The Association of the British Pharmaceutical Industry (ABPI) said that most of the 44 biggest companies had now revealed how much they paid doctors to help market their drugs. Its aggregated total of 40m is based on 35 suppliers who have shared precise information with the body and estimates for the rest.

The largest British group, GlaxoSmithKline, spent £1.9m on fees for advice and consultancy on 1,517 UK-based doctors, an average of 1,252 each. It also sponsored 1,022 doctors and other healthcare professionals to attend scientific conferences and meetings, at a total cost of £887,294 an average of 868 per trip.

Doctors have always denied that taking drug company money influences their judgement in any way about a medicine, but suspicions have lingered.

Doctors sometimes ask for sponsorship to go to international meetings, which they argue they need to attend to keep up with developments in their field. Their hospitals cannot afford to pay their flights and hotel bills, they say.

Thousands of doctors have their flights, registration fees and hotels paid for when they attend major international conferences on cancer or cardiology. They are transported to top restaurants by their sponsoring company and socialise with its staff. Many of the speakers who take to the platform to talk about the benefits of new medicines are senior doctors who are earning a consultancy fee from a pharmaceutical firm.

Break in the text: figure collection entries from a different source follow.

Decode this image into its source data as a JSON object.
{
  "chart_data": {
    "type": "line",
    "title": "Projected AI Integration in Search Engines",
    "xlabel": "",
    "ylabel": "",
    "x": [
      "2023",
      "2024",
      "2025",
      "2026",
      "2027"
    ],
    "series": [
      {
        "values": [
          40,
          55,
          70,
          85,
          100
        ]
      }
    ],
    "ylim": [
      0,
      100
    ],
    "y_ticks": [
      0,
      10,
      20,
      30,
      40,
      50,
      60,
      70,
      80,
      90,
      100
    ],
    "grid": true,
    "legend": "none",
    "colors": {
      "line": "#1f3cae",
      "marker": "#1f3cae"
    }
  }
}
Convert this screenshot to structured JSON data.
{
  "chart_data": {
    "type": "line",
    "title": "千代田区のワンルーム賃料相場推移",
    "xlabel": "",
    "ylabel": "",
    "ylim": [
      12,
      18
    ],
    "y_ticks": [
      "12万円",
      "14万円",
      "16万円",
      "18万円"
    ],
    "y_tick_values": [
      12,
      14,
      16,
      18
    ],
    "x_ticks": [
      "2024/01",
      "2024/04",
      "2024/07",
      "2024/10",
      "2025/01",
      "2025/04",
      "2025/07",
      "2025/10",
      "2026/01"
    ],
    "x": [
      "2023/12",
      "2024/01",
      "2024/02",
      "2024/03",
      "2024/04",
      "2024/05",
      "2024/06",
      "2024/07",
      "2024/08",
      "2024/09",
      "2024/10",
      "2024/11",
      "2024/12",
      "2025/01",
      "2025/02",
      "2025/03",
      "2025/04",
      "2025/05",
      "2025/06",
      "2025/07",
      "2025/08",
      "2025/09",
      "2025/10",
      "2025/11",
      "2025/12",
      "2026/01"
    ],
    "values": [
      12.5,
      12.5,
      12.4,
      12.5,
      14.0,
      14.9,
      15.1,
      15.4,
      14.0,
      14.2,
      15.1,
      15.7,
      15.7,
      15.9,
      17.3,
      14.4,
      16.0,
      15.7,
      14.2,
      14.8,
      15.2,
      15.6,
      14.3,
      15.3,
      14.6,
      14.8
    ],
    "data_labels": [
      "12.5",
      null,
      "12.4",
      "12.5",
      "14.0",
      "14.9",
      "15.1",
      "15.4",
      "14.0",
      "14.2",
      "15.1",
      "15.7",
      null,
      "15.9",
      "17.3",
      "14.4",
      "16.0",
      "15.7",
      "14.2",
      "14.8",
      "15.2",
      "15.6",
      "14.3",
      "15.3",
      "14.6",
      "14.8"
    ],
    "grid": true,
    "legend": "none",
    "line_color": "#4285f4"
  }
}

AstraZeneca, the other major British company, separates out the payments from its UK office and those from its “global teams and international affiliates”. The UK office paid £671,400 in fees to 903 doctors plus £30,200 for their travel and hotel bills. Some doctors carried out more than one engagement. Their average earnings including expenses came to £776.96.

But those who were paid by the global teams did far better. A total of £563,000 including expenses was paid out to 93 individuals, giving an average of £6,053.76. However, the 93 people were involved in 304 activities, which gave them an average fee, including expenses, of £1,851.97.

Unlike AstraZeneca, GSK said it had added in payments from its offices abroad, because many of the doctors who receive payment for advice and consultation are global experts.

AstraZeneca, however, did not sponsor any doctors to go to conferences in 2012, a major departure for a pharmaceutical company, because the bad publicity surrounding drug company junkets made it rethink its policy.

In 2005, the Commons health select committee warned in a report that the industry’s sponsorship of doctors and other medical staff had drug promotion as its motive and could lead to the unsafe prescribing of drugs such as Vioxx, the arthritis drug which was found to cause heart attacks.